More calls from Ellie's school about her blasé and at times violent attitude towards life, more friends calling to check in, a purposely avoided phone call from her mother and Derek. Dead Derek on her phone telling her he is in Los Angeles for the weekend and wants to see her. He throat seizes and she skips it as soon as her fingers fumble to the phone lying on her chest. When she's about to give up for the night Reagan's voice reverberates through the phone. She can hear her panting and shouting above the radio in the car and Pierce in the distance telling her to calm down- her telling him to drive faster.

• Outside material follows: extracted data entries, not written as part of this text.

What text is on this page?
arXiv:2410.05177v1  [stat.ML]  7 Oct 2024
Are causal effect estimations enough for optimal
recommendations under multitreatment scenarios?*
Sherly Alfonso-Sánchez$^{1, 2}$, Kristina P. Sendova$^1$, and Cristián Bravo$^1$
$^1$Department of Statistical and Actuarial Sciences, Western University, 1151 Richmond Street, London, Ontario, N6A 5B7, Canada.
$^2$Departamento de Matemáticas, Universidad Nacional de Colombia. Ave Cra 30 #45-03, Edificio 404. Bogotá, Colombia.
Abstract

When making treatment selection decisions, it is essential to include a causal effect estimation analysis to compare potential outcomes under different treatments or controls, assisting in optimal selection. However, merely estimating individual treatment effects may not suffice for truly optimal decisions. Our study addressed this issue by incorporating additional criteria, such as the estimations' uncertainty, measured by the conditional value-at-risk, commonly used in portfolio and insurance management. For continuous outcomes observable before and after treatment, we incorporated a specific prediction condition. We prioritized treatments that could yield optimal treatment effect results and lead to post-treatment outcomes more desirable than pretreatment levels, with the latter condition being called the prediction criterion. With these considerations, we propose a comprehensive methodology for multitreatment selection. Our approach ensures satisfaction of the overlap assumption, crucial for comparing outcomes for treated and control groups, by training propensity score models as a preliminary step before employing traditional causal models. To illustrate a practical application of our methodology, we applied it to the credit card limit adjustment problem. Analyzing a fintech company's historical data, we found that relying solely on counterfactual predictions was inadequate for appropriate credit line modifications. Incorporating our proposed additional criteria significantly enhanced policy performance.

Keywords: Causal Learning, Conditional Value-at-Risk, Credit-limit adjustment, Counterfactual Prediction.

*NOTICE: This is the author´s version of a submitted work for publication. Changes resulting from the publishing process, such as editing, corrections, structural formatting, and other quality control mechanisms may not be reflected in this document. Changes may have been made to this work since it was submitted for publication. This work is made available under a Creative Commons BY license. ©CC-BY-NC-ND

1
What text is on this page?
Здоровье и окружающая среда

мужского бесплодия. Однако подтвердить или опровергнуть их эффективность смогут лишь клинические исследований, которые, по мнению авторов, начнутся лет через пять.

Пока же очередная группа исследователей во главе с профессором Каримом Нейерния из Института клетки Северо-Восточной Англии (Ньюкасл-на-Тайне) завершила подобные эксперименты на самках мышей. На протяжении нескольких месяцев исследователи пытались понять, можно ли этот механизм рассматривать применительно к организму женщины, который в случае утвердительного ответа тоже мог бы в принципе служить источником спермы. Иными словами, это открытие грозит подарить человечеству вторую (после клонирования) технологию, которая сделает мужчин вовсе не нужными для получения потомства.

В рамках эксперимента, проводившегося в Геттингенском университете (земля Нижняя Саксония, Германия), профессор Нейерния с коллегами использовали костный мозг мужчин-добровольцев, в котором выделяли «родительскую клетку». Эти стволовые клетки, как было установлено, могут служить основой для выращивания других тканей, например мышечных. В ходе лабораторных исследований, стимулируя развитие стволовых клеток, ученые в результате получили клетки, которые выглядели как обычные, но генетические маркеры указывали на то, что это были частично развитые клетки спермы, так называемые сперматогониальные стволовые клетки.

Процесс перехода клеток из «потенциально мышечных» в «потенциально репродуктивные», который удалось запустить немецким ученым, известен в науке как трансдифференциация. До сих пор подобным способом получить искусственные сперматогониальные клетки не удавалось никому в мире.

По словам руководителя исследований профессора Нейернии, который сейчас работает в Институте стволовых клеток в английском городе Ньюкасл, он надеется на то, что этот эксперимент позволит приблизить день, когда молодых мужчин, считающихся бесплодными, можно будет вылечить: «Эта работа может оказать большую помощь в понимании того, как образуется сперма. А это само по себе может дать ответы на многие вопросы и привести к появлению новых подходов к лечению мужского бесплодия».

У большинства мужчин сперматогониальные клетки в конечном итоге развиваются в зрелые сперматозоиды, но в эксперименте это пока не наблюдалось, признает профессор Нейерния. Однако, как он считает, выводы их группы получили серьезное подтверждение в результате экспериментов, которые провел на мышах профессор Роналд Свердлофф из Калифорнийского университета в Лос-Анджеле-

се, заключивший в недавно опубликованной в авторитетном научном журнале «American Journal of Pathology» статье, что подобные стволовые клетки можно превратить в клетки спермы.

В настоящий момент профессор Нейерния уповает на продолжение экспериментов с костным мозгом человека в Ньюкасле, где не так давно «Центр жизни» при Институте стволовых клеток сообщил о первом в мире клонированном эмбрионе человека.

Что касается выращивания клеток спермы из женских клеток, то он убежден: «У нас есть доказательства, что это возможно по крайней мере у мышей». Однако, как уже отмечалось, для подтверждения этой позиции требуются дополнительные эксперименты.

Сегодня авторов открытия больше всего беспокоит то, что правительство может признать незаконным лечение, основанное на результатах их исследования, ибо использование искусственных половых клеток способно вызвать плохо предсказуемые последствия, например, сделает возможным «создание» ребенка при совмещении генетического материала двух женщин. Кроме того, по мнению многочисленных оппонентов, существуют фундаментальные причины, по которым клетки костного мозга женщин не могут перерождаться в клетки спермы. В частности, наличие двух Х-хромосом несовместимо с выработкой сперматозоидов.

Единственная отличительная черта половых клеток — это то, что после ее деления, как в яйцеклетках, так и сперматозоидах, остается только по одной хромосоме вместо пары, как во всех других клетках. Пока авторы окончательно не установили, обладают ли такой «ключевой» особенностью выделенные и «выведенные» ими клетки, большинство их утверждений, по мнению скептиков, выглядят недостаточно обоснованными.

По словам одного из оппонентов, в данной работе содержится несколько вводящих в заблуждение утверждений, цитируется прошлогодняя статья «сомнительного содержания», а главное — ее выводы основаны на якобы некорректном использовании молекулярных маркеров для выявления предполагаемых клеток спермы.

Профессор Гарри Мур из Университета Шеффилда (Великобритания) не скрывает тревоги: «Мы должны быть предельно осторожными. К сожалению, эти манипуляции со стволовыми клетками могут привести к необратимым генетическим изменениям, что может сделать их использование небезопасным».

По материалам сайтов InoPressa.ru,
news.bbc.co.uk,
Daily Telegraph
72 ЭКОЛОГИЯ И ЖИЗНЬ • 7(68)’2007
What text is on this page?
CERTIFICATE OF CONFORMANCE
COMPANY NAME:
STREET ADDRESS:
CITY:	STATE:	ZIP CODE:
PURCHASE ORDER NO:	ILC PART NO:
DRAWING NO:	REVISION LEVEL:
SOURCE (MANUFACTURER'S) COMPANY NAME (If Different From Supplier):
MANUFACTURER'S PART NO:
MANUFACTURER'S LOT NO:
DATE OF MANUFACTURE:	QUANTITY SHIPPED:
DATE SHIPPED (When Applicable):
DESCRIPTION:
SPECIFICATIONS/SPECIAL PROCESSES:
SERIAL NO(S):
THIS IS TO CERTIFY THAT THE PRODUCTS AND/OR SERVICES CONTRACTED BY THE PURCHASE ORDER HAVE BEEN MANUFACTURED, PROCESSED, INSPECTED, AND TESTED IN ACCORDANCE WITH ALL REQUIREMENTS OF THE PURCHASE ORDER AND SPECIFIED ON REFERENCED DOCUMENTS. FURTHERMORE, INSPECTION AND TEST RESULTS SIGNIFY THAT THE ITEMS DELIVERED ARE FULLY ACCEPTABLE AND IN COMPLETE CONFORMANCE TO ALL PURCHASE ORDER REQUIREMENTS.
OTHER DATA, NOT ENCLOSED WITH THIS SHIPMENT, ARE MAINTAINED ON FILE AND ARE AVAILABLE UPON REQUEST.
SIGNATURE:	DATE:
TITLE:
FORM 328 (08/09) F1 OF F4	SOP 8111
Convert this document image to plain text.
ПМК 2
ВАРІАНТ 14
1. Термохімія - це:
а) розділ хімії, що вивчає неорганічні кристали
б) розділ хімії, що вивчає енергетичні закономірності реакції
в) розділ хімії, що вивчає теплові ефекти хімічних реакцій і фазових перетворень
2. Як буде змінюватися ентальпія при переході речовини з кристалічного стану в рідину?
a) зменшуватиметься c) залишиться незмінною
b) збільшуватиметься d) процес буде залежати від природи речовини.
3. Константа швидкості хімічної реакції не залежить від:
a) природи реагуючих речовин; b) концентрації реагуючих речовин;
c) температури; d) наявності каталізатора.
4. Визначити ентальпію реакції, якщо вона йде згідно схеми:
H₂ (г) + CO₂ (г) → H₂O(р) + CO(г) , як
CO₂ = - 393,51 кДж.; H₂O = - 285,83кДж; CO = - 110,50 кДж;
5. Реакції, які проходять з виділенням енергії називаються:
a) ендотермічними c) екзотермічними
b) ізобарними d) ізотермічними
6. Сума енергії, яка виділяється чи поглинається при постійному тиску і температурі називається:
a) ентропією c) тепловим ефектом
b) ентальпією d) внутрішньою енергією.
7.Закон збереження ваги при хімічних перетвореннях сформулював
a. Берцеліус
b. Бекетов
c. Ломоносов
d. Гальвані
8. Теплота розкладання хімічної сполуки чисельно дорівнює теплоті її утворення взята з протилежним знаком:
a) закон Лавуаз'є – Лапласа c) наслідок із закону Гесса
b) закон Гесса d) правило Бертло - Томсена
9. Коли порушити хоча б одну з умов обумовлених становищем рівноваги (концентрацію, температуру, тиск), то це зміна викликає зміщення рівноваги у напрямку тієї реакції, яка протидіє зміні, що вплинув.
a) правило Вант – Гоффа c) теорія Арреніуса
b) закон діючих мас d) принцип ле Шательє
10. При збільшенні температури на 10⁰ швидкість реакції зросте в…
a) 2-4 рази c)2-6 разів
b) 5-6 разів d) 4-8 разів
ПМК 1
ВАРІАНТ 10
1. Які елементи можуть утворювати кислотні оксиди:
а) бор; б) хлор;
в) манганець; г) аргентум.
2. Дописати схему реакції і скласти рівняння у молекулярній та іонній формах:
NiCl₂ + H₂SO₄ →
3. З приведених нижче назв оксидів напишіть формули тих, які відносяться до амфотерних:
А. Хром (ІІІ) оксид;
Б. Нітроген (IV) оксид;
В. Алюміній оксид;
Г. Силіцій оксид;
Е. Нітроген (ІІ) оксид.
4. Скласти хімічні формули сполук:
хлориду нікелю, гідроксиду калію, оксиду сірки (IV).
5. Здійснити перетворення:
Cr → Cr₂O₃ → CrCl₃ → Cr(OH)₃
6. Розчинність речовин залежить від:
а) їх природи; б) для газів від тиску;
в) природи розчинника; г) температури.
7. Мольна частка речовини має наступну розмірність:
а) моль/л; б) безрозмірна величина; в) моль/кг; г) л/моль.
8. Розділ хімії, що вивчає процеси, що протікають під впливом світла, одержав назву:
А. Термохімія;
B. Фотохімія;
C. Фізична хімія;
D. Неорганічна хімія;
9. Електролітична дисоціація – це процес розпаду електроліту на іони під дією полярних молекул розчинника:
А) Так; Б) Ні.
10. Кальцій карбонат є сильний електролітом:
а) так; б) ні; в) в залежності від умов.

She's smiling, tears are forming but she's smiling, authentically for the first time this week. It feels good to hear her. It hurts at the same time but she screams of home and reassurance in her demands. It's comforting in a way she can't explain other than maybe masochism but whatever it is keeps her listening until the message finishes and then another comes on. Five in all. Progressively less frantic and angry- the first one actually kind of pleasant simply asking that she meet them at the hospital so they can get the show on the road. She lets the liquid cascade down her face. The tears jolt out of their carefully crafted cage for all of the missing people in her life that are momentarily captured on her phone.
Little snippets of the past and she knows, finally knows, this is not her fault. It may be all frustratingly out of control but she couldn't have saved any of them; she can only save herself. A few more hitched breaths and little weak sobs and she ends the call, pulls Mark's shirts across the bed and breathes in the rapidly depleting scent. Impulsively she grabs her phone and dials. It rings seven times and she's greeted by a cold distant voice telling her that Dr. Mark Sloan is unavailable and to please leave a message so he can call back. It's not the voice she wanted so there's a brief ten second gap in her message as her mind tries to think of something to say.
"Hi…it's me…Addison. I don't really know what to say here…I-I…hope you're-okay…call me, please," she pauses, "Please just call."
Mark's eyes dizzily try to focus on where the noise is coming from but he decides to let it go. It's just his cell phone vibrating somewhere in the other room and he doesn't care anymore. He's busy watching. The white explosion of the waves crashing captivates him and entrances his body that is curled up around the blue sleeping bag instead of in it. With a ragged breath that reeks of a mouth that has been subjected to gallons of liquor in the last week and no tooth brush he slowly slips his eyes closed.
He listens to the commotion outside his door, hears the light rain splatter against the glass and knows he has never felt more alone than in this moment.